Coronavirus: Schools nervous but excited to welcome students back for the year

School's back in session, with one big difference - children as young as seven are in masks.

Mandatory face coverings for students in year 4 and above kicked in on Monday for the Omicron outbreak.

But some schools are worried about a shortage of teachers when the virus spreads widely in classes.

As students across the country walked through the school gates once again on Monday, 2022 means the school year will be a bit different with masks compulsory for many pupils. For many seven and eight-year-old students, it was the first time they'd been required to wear masks indoors. 

"These really good scientists say we have to wear them and it's best we follow their rules," one young student says.
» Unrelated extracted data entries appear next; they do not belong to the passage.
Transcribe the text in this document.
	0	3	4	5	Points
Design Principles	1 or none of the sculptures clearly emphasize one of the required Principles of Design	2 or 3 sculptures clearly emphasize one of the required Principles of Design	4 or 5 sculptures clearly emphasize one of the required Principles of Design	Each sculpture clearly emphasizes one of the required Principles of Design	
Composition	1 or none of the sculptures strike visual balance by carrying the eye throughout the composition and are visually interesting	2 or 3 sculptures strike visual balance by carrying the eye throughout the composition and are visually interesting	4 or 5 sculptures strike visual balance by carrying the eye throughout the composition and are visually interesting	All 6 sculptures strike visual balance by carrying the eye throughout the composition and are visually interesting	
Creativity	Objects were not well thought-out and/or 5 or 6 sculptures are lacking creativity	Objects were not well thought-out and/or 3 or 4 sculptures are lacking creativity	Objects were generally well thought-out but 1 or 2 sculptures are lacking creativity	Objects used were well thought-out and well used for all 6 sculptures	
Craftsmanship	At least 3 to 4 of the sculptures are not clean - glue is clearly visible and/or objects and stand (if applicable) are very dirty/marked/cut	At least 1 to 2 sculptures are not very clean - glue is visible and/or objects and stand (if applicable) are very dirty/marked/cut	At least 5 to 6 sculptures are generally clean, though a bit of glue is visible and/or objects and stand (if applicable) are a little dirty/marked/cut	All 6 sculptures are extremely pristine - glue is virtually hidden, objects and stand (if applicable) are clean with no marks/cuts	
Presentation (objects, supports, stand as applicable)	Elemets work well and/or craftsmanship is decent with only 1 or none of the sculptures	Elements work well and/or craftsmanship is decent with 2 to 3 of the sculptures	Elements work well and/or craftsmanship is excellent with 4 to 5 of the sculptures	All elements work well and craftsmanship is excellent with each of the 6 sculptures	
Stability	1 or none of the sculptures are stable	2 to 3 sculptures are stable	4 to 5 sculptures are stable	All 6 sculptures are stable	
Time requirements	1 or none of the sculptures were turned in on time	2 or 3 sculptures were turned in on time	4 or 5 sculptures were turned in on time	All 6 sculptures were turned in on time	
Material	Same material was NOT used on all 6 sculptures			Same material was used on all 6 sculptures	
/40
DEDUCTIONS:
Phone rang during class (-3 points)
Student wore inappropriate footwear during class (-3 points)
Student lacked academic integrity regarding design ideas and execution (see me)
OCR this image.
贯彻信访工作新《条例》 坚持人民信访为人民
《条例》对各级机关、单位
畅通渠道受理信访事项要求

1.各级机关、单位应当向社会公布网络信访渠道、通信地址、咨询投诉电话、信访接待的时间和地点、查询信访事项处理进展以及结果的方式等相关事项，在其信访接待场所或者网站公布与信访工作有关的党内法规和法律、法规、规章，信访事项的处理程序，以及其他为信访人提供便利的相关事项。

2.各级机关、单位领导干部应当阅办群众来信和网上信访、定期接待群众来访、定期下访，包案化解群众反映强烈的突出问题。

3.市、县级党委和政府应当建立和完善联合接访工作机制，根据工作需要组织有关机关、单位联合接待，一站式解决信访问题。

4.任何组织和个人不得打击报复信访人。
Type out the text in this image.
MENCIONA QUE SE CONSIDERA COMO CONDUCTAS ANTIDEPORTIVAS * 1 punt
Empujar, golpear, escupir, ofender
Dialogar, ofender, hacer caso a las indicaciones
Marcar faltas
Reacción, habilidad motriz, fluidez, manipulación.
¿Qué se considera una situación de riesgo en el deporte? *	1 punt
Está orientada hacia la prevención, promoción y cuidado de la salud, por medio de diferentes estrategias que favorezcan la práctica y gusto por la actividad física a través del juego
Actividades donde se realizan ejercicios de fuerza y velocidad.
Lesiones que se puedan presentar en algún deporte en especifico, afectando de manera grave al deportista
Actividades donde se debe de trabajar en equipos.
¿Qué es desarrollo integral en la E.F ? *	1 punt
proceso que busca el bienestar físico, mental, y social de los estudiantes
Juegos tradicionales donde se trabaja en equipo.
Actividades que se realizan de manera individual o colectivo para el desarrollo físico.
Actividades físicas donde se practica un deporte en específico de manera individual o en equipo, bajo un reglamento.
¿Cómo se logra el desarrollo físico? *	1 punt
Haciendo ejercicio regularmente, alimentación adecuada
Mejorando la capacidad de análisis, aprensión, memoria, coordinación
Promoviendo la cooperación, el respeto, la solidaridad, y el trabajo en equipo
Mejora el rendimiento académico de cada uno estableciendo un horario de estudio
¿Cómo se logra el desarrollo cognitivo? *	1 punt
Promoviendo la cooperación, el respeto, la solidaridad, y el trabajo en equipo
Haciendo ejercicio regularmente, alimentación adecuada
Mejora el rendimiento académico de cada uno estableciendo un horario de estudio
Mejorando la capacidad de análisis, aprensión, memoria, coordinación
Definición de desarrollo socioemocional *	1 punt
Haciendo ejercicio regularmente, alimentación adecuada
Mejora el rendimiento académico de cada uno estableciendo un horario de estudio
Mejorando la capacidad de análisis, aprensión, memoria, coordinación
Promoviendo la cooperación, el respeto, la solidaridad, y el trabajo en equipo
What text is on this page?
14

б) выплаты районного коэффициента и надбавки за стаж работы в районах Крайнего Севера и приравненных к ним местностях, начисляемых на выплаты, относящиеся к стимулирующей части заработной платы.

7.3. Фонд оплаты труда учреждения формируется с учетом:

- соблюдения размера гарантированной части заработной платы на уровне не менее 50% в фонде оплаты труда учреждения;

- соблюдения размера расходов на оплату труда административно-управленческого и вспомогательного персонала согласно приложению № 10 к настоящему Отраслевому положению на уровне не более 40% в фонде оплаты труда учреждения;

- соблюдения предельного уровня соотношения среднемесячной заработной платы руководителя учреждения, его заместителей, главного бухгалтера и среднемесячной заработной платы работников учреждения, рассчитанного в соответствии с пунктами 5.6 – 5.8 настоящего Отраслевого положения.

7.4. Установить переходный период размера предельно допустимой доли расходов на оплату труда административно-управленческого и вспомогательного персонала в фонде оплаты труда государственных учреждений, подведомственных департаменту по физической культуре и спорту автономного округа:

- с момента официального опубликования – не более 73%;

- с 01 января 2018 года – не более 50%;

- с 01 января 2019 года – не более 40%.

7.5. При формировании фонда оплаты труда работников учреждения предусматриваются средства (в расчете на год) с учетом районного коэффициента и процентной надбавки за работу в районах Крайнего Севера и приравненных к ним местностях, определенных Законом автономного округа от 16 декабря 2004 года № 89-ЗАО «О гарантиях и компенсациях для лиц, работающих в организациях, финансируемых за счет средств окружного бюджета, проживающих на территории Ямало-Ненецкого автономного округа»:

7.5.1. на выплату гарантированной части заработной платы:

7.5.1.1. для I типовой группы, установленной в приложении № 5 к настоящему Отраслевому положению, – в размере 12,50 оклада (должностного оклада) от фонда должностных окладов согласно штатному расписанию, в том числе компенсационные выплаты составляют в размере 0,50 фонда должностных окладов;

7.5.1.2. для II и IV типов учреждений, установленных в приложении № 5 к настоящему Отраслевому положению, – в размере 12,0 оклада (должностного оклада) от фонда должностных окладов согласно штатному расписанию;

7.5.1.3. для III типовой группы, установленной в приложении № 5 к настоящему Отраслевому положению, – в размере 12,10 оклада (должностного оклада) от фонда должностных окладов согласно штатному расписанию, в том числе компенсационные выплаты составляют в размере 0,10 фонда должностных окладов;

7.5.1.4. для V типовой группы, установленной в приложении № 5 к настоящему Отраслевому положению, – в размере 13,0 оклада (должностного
The bell will soon ring at more and more schools, with all of them back by the start of next week - but questions remain over whether they're ready for a possible Omicron wave.

Principals are preparing for severe staff shortages due to COVID isolation rules.

"The thing I would ask from the Ministry is to allow teachers from overseas who want to live and work here to be able to get in," says Jayne-Ann Young, principal at Wellington's Queen Margaret College.

A single case in a school could have dozens of close contacts.

"You could be looking at up to 50 people - especially with our senior school," says Kate Pollard, principal at Lower Hutt's Chilton St James School.

Schools are calling for access to rapid antigen testing so staff can return from isolation. But right now they're just for critical workers, and so far schools are not on the list.

"That would be a gamechanger," Pollard says.

They're forced to prepare for online learning in case cases do explode.

"Our staff can do that in a day," Young says.

But for now at least, school is back in session - and teachers are determined to keep it that way.